A. Kefa and First Steps
求最长递增连续子序列。
B. Kefa and Company
排序二分就行了。
#include <bits/stdc++.h>
#define ll long long
using namespace std;
const int N = 1e5 + 7;
struct P {
ll m, s;
P(ll m = 0, ll s = 0): m(m), s(s) {}
bool operator < (const P &rhs) const {
return m < rhs.m;
}
} p[N];
ll sum[N];
int main() {
int n;
ll d;
scanf("%d%lld", &n, &d);
for (int i = 1; i <= n; i++)
scanf("%lld%lld", &p[i].m, &p[i].s);
sort(p + 1, p + n + 1);
ll ans = 0;
for (int i = 1; i <= n; i++)
sum[i] = sum[i - 1] + p[i].s;
for (int i = 1; i <= n; i++) {
int pos = upper_bound(p + i + 1, p + n + 1, P(d + p[i].m - 1, 0)) - p;
pos--;
if (pos < i) continue;
ans = max(ans, sum[pos] - sum[i - 1]);
}
printf("%lld\n", ans);
return 0;
}
C. Kefa and Park
#include <bits/stdc++.h>
using namespace std;
const int N = 1e5 + 7;
vector<int> G[N];
int n, m, ans;
int havecat[N];
void dfs(int u, int fa, int con) {
if (G[u].size() == 1) {
if (con <= m) ans++;
return;
}
for (auto v: G[u]) {
if (v == fa) continue;
if (!havecat[v]) dfs(v, u, 0);
else if (con + 1 <= m) dfs(v, u, con + 1);
}
}
int main() {
scanf("%d%d", &n, &m);
for (int i = 1; i <= n; i++)
scanf("%d", &havecat[i]);
for (int i = 1, u, v; i < n; i++) {
scanf("%d%d", &u, &v);
G[u].push_back(v);
G[v].push_back(u);
}
G[1].push_back(0);
dfs(1, 0, havecat[1]);
printf("%d\n", ans);
}
D. Kefa and Dishes
显然状压,因为吃了一些菜品之后,只跟最后一个吃的是哪一个有关,即一个集合只跟最后一个加入的元素有关。

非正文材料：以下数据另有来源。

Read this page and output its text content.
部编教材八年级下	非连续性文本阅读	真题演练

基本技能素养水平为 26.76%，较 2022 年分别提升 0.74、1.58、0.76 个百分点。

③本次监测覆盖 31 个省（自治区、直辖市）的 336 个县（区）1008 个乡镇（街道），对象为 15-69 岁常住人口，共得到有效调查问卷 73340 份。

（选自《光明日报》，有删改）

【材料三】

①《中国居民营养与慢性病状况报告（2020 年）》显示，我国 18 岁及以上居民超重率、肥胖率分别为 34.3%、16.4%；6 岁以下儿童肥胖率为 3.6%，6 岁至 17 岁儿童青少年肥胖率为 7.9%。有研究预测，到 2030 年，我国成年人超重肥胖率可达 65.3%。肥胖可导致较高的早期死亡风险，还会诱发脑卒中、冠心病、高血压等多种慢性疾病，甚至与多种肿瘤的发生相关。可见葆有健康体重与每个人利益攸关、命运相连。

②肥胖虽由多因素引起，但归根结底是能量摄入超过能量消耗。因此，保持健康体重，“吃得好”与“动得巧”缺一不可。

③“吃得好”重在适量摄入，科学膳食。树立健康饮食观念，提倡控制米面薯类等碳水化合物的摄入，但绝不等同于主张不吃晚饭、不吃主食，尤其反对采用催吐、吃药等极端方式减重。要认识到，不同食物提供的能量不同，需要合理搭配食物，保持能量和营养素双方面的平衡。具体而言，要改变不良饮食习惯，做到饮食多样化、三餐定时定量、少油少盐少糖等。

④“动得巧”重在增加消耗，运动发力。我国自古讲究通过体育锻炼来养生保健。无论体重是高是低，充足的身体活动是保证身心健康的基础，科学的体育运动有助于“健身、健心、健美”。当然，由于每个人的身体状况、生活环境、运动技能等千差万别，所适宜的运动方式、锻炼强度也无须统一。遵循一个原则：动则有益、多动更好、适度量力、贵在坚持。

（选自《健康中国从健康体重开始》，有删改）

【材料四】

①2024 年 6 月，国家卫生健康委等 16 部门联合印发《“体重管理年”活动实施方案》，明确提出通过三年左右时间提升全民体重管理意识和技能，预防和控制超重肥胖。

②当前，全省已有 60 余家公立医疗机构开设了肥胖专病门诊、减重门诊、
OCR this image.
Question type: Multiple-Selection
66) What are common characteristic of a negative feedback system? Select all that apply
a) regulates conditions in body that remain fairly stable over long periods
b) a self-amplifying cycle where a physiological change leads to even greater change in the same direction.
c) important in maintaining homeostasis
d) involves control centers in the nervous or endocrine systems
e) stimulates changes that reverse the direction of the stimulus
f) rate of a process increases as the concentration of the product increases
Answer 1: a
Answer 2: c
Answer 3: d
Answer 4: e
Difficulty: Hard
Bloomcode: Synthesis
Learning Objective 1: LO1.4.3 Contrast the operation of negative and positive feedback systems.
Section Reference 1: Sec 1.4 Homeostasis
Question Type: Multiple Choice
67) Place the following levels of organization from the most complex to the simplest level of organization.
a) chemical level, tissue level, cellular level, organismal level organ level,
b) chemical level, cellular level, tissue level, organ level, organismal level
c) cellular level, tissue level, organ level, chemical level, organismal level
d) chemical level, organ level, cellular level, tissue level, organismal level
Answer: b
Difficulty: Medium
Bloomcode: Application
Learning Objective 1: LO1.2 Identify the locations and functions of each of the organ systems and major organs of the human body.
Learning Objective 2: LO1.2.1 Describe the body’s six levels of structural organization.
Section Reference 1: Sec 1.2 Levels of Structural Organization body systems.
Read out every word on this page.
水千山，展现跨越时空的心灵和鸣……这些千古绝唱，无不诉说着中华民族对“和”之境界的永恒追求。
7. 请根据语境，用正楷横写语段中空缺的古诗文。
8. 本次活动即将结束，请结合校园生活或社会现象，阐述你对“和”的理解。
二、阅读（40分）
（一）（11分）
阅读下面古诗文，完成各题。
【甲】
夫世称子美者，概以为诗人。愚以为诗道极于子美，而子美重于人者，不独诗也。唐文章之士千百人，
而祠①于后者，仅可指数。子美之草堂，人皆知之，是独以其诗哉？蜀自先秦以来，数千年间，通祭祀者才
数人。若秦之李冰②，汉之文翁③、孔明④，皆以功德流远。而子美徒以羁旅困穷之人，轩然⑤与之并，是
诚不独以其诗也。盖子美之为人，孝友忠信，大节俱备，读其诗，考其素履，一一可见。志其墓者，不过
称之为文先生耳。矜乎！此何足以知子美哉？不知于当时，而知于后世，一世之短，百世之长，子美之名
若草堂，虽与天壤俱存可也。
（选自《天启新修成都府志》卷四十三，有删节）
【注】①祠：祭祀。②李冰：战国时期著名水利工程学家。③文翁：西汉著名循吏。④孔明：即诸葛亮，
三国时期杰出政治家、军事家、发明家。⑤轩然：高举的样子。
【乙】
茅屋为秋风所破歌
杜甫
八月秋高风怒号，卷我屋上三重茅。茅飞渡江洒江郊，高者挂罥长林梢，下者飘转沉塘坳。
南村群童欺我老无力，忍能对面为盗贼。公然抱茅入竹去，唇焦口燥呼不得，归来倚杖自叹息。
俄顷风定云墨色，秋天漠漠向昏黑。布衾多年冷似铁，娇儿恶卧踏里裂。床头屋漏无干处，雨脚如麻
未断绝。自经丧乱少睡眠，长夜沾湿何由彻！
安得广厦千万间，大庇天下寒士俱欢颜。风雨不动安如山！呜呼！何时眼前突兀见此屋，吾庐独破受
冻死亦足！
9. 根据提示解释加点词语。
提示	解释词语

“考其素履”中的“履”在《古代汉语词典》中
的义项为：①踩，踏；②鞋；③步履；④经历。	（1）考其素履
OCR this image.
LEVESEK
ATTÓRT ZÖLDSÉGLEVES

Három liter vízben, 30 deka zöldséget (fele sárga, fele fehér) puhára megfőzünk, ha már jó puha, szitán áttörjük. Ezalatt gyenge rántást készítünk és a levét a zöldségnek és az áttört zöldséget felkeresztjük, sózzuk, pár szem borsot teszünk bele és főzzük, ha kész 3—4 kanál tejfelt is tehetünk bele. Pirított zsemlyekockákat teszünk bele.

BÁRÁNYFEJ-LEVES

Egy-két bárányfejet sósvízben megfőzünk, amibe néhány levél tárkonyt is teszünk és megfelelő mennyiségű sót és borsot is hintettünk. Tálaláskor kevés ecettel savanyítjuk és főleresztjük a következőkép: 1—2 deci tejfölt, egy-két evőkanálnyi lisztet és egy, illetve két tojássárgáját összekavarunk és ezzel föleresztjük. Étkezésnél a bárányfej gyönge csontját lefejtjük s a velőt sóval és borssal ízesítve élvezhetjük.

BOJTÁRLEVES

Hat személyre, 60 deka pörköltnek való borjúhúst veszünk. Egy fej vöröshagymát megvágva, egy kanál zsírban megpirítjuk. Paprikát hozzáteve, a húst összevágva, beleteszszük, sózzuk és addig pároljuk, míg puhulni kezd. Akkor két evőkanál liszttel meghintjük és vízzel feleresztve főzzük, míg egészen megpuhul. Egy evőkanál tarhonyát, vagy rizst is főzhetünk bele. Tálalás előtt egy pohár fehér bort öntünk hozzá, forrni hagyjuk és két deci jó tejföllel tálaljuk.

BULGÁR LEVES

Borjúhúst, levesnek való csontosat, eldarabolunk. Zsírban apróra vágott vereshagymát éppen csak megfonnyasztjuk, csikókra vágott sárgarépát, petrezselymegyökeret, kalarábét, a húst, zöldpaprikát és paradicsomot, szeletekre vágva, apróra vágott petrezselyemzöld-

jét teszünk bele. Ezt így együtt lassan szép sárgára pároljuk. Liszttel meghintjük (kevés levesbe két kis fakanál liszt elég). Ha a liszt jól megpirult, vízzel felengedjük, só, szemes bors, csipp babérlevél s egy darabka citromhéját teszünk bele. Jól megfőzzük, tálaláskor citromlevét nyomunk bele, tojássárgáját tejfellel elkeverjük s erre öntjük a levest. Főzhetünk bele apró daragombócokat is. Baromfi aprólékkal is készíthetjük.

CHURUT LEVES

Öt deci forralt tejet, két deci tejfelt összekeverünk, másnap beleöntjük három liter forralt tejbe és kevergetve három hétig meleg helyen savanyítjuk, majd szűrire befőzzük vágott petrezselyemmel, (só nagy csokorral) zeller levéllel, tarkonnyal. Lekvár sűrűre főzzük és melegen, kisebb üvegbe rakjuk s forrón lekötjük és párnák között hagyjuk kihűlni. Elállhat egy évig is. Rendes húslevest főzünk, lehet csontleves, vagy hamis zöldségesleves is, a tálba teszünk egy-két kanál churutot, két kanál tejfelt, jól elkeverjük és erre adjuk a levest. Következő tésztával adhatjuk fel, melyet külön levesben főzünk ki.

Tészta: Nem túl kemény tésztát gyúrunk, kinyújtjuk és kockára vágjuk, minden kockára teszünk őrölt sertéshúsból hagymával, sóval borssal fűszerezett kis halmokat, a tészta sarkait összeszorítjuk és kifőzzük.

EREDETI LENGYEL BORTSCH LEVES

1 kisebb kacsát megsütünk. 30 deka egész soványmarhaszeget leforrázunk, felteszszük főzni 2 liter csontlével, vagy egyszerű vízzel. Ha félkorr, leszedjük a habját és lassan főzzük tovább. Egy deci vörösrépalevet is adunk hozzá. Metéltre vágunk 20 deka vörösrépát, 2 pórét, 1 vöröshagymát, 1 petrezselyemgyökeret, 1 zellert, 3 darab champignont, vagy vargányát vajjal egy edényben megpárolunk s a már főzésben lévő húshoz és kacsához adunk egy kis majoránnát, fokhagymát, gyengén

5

$dp[s][i]$ 表示吃了集合 $s$ 的菜品,最后一个吃的是第 $i$ 个菜品。
转移 $dp[s | (1 << j)] = dp[s] + a[j] + c[i][j]$
吃了 $m$ 个菜品就在转移过程中计算就行了。
复杂度 $O(n^2 2^n)$
#include <bits/stdc++.h>
#define ll long long
using namespace std;
const int N = 18;
const int sz = (1 << N) + 1;
ll mp[N][N], dp[sz][N], a[N];
inline int getone(int s) {
int cnt = 0;
while (s) {
cnt++;
s &= (s - 1);
}
return cnt;
}
template<class T>
inline void checkmax(T &a, T b) {
if (a < b) a = b;
}
int main() {
int n, m, k;
scanf("%d%d%d", &n, &m, &k);
memset(dp, -1, sizeof(dp));
for (int i = 0; i < n; i++)
scanf("%lld", &a[i]), dp[1 << i][i] = a[i];
for (int i = 0; i < k; i++) {
int u, v; ll c;
scanf("%d%d%lld", &u, &v, &c);
u--, v--;
mp[u][v] = c;
}
int S = 1 << n;
ll ans = 0;
for (int s = 1; s < S; s++)
for (int i = 0; i < n; i++) if ((s >> i & 1) && dp[s][i] >= 0) {
if (getone(s) == m) checkmax(ans, dp[s][i]);
for (int j = 0; j < n; j++) if (!(s >> j & 1))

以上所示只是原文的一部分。